In short, referring again to the NHS Framework above, the answer is that top-up fees should not be charged where there is already a package in place for NHS Continuing Healthcare Funding. NHS Healthcare is supposed to be provided free at the point of need. Such top-up fees for the provision of nursing care are therefore unlawful as the cost of additional care should be met by the NHS. For example, if an individual has complex and intense needs that require a number of specialist carers throughout the day to be present (ie as opposed to generic needs) e.g. help with hoisting and mobilisation, medication and feeding ie more time consuming and intense than some other residents – then that is not an adequate and lawful justification to for a care home to impose extra top-up fee charges as the increased charges reflect the clinical needs.  Similarly, the Framework gives an example wherein if an individual with challenges behaviours needs a bigger room as their behaviour is connected to their clinical needs (eg feeling confined), and who may need specialist care intervention, then again it may be unlawful to charge extra fees for the larger accommodation. The extra cost of accommodation is due to their assessed clinical needs and not just because it would be nicer to have a bigger room.

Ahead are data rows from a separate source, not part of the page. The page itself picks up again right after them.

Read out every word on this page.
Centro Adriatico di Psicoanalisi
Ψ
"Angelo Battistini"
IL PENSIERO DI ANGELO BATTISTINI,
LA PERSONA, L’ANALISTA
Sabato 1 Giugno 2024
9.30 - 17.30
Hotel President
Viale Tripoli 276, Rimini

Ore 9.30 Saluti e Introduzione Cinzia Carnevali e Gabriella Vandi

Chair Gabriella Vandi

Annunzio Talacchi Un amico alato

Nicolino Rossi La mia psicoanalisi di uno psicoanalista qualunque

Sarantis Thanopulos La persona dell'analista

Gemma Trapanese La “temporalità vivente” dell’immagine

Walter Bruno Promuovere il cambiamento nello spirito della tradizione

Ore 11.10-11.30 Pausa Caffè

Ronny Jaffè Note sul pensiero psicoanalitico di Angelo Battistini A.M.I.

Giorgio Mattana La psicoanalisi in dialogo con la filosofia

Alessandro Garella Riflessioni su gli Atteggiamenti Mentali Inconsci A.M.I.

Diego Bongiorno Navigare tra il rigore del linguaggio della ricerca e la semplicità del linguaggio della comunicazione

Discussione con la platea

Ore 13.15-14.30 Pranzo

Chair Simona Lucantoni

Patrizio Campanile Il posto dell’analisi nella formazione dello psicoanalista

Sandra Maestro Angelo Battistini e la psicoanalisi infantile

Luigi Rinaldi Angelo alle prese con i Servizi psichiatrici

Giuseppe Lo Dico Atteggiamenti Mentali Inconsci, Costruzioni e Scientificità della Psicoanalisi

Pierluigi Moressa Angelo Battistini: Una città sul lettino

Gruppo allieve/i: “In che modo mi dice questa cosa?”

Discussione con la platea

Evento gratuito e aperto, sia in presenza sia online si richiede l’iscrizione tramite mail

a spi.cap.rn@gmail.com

However, those people who wish to supplement the NHS care package to meet their personal preferences can still of course do so, but at their own expense, and provided that they do not replace or conflict with elements of care funded by the NHS. For example, permitted arrangements may include hairdressing, beauty treatments and other spa-type services (manicures etc).

Let’s take a different scenario. Say, the care home provides standard accommodation, but the individual chooses to have a larger than standard room with a better view or private balcony, and enhanced facilities such as a kitchenette, en-suite bathroom etc. (i.e. related state of accommodation, rather than clinical health needs), then it may be lawful for the care home to charge a top-up fee for the additional ‘hotel-style’ facilities/services that extend beyond the person’s assessed care needs even if NHS Continuing Healthcare Funding is in place. The top-up here doesn’t relate to the assessed healthcare need provided – but for a social care element – perhaps a ‘lifestyle’ choice, often referred to as the ‘luxuries of living’ as opposed to a clinical need for them. In such circumstances the care home can charge for a ‘personal want’ as it is unconnected to their NHS care package.

Therefore, it is important to clarify with the provider what is the basis for the proposed top-up charges.


If an individual is already receiving NHS Continuing Healthcare Funding, the care home or nursing home should apply to the CCG to argue that the top-up fees required for this individual are more expensive than the average fees payable due to their various clinical needs, and it is the NHS therefore that should be paying these top up fees, rather than individual. Push for your rights.

If, however, the care is being already funded by the Local Authority, then the care home should ask the Local Authority to pay the for top up fees, not the family.

In the case of a private paying patient who does not have NHS Continuing Healthcare Funding in place, then I’m afraid if you want these hotel-style luxuries then you’ll have to pay for them.

Useful tools:

The Care Act 2014 provides

  • Top up fees should always involve the informed consent of all the parties
  • involve a written agreement and that the arrangement should be revised regularly. (i.e.annually).
  • Top up fees must always be optional, affordable and transparent.
  • They are not intended to cover any shortfall in Local Authority funding.